All this is enough to put some sort of floor underneath the gold price for a while. At the moment the price looks rangebound around the US$1,300 mark, but every time the threat level diminishes, or uncertainty fades, the price is likely to dip a little.

And every time it does, it’s likely to recover that little bit less when the next bout of uncertainty returns because of the new environment of rising interest rates.

For the miners, it’s not all bad though. Bear in mind that most gold producers make handsome margin at US$1,300 gold, and if their mines have been properly modelled, will likely still look pretty comfortable even if US$100 or so gets shaved off the price in the next year.

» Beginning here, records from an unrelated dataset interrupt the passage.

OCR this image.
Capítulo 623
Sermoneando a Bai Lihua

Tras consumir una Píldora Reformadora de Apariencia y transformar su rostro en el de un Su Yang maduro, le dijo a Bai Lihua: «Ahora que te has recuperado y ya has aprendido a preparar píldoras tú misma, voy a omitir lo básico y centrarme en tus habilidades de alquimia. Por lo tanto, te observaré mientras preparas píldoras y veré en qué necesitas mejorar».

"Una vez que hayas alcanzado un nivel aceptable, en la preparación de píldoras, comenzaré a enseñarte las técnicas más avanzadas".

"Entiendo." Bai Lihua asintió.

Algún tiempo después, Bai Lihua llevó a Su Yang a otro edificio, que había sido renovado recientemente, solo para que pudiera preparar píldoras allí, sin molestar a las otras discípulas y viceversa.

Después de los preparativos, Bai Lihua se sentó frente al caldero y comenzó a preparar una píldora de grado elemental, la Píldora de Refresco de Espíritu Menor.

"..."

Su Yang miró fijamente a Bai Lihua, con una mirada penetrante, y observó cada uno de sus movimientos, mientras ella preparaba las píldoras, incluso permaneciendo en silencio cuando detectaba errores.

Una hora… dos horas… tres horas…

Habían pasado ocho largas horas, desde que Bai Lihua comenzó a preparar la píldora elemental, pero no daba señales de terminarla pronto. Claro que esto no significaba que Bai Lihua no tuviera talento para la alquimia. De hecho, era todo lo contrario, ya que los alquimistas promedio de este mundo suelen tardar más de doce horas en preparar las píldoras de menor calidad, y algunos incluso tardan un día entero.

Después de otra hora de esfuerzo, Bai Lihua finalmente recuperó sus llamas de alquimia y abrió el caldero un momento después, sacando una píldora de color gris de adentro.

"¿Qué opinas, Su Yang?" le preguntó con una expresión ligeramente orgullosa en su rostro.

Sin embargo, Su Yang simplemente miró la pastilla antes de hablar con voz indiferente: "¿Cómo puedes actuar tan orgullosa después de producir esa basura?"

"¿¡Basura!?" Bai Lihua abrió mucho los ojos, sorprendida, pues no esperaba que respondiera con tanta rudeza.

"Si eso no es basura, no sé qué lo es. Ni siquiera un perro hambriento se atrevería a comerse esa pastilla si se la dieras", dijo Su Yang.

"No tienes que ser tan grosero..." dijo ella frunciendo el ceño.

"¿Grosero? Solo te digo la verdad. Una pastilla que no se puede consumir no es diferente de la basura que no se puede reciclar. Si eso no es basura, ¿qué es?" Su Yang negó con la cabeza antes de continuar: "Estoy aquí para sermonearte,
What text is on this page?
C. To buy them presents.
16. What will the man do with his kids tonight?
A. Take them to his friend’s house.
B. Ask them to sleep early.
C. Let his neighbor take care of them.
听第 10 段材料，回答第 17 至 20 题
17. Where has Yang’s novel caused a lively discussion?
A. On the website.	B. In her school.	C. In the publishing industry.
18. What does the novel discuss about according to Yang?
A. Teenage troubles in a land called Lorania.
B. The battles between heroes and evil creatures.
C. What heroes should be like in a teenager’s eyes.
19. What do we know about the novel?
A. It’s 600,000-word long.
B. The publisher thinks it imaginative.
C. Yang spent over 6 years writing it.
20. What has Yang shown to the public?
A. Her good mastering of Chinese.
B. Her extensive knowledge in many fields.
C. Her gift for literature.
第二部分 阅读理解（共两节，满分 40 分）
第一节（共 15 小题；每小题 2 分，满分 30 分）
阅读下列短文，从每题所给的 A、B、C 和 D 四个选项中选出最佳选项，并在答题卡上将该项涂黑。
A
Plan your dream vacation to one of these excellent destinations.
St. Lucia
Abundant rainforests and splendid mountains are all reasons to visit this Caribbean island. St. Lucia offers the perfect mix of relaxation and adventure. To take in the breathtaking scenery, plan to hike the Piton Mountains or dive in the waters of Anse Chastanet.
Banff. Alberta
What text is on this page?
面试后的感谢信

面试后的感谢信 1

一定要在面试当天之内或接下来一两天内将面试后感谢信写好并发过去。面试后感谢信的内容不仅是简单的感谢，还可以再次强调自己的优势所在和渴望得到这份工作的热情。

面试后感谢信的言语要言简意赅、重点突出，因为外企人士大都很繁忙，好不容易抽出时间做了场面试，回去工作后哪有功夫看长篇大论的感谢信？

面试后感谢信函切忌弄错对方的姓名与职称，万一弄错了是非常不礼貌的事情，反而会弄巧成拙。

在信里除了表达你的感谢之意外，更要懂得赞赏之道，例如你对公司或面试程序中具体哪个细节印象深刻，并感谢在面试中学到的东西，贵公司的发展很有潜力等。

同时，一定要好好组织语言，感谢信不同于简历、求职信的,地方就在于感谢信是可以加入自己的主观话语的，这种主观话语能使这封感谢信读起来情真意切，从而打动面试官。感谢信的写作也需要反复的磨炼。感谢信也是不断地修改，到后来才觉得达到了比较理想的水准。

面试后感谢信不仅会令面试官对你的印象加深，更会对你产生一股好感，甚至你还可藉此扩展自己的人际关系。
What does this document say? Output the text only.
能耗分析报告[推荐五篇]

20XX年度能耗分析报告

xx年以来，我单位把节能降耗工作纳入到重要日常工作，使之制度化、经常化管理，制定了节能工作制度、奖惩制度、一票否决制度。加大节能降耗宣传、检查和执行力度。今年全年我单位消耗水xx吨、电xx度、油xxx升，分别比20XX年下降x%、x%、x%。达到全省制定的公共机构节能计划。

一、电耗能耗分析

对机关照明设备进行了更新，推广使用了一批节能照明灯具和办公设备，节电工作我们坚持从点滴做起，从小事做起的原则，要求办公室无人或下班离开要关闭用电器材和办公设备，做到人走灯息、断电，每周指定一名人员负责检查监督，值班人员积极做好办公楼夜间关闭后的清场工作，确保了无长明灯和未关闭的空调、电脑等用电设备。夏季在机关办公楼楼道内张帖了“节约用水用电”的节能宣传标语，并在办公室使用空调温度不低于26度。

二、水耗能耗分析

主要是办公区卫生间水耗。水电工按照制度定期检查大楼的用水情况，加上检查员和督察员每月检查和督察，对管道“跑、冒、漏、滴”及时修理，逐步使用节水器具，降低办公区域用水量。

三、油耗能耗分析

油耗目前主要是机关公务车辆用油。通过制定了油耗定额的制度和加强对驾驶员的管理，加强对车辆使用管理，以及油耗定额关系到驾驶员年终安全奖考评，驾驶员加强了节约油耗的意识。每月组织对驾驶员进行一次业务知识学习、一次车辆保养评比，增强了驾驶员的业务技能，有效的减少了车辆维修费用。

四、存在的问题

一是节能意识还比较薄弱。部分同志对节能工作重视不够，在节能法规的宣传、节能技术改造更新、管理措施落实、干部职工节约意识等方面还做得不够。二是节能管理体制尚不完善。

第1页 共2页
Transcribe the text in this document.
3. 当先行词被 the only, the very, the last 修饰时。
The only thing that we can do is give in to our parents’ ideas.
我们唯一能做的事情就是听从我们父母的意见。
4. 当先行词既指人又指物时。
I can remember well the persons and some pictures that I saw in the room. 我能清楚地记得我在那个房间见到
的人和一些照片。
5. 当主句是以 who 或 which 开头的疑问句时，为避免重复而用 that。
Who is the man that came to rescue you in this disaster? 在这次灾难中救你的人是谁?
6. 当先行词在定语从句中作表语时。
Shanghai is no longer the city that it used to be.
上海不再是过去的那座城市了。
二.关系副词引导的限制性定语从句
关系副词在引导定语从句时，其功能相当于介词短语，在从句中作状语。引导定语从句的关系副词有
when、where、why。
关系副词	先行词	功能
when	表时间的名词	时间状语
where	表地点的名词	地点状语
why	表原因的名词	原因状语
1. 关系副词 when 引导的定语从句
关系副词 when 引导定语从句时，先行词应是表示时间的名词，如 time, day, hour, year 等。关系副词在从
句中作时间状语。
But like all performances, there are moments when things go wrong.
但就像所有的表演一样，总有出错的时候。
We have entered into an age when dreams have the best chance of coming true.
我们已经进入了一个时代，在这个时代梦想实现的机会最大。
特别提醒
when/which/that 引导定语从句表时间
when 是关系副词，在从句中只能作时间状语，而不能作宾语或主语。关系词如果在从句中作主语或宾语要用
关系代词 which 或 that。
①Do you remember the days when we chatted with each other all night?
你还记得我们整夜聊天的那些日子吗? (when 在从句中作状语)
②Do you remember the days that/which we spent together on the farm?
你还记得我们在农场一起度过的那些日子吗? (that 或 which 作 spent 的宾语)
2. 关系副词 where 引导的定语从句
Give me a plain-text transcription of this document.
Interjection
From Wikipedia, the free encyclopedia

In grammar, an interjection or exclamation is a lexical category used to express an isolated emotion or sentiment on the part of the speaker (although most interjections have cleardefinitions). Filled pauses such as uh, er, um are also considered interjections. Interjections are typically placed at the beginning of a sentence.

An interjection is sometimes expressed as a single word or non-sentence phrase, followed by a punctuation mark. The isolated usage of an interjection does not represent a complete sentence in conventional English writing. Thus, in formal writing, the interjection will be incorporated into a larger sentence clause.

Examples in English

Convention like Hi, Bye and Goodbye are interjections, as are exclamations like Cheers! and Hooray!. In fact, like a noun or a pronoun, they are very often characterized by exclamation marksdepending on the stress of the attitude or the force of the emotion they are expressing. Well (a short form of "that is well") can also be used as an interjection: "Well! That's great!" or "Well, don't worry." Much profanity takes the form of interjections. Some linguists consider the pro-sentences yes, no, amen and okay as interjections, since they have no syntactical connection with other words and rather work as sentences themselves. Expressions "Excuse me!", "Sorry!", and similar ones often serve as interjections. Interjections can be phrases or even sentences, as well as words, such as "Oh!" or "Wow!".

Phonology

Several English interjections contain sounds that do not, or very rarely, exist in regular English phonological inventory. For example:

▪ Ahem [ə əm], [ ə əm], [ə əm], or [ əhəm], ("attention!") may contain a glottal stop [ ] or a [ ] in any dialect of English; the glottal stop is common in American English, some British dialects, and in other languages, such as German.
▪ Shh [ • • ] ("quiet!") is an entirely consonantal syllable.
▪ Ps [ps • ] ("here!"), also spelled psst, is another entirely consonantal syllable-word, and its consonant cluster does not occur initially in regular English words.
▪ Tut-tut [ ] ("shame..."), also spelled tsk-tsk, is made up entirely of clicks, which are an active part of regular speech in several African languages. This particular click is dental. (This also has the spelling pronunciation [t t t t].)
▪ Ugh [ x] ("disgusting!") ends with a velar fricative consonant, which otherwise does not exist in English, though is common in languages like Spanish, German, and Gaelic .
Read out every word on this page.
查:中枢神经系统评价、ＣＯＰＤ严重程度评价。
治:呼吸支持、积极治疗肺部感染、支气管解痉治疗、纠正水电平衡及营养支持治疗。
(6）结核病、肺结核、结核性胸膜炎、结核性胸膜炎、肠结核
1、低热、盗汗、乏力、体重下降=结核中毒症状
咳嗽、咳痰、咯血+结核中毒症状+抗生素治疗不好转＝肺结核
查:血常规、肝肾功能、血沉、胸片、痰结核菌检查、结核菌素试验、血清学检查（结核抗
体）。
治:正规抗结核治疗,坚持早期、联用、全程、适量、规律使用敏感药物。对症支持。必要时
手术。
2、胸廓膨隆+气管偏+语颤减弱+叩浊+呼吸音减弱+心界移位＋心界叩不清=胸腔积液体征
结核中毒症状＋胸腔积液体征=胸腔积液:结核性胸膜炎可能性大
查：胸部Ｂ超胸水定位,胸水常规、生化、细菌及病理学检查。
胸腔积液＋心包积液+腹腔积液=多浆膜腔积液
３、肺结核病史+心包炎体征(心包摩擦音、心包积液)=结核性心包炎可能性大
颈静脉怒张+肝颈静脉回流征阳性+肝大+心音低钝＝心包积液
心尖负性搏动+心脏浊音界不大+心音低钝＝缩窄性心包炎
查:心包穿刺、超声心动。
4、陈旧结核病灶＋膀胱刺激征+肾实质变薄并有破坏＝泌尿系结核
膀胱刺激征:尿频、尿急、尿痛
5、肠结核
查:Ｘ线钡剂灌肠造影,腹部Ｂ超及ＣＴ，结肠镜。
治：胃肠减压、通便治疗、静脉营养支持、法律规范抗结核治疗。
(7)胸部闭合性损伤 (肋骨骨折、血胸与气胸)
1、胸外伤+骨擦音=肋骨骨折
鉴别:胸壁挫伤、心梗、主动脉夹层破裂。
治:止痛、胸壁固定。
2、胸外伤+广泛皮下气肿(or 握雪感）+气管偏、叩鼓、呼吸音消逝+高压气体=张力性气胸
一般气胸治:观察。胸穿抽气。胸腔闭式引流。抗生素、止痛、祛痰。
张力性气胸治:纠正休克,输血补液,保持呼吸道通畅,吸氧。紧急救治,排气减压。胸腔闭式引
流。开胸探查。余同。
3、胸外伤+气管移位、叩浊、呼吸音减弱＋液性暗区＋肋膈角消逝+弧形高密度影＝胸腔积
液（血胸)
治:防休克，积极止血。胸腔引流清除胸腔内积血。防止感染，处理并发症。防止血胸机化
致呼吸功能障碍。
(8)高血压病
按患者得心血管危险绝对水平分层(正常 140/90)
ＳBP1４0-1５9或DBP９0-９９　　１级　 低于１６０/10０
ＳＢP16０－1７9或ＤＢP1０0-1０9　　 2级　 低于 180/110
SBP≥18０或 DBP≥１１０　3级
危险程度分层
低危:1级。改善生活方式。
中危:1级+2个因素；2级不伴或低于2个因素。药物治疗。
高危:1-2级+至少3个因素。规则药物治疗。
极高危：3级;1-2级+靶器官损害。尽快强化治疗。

After all, for all those with mines not in the US, generating income in dollars, a very strong currency, while incurring costs in a much weaker local currency can only be good for margins.

You can be sure that most gold miners will happily suffer a little bit of weakness in the gold price if they can shave a lot off costs. Those with sunk costs and no debt to repay will be felling particularly comfortable.

But of course it’s all about striking the balance. If the dollar firms too much more, or the gold price really drops away in the face of further rate rises, then miners won’t be feeling quite so relaxed.

But for now, the prospect of rate rises chipping away at gold doesn’t seem that menacing at all.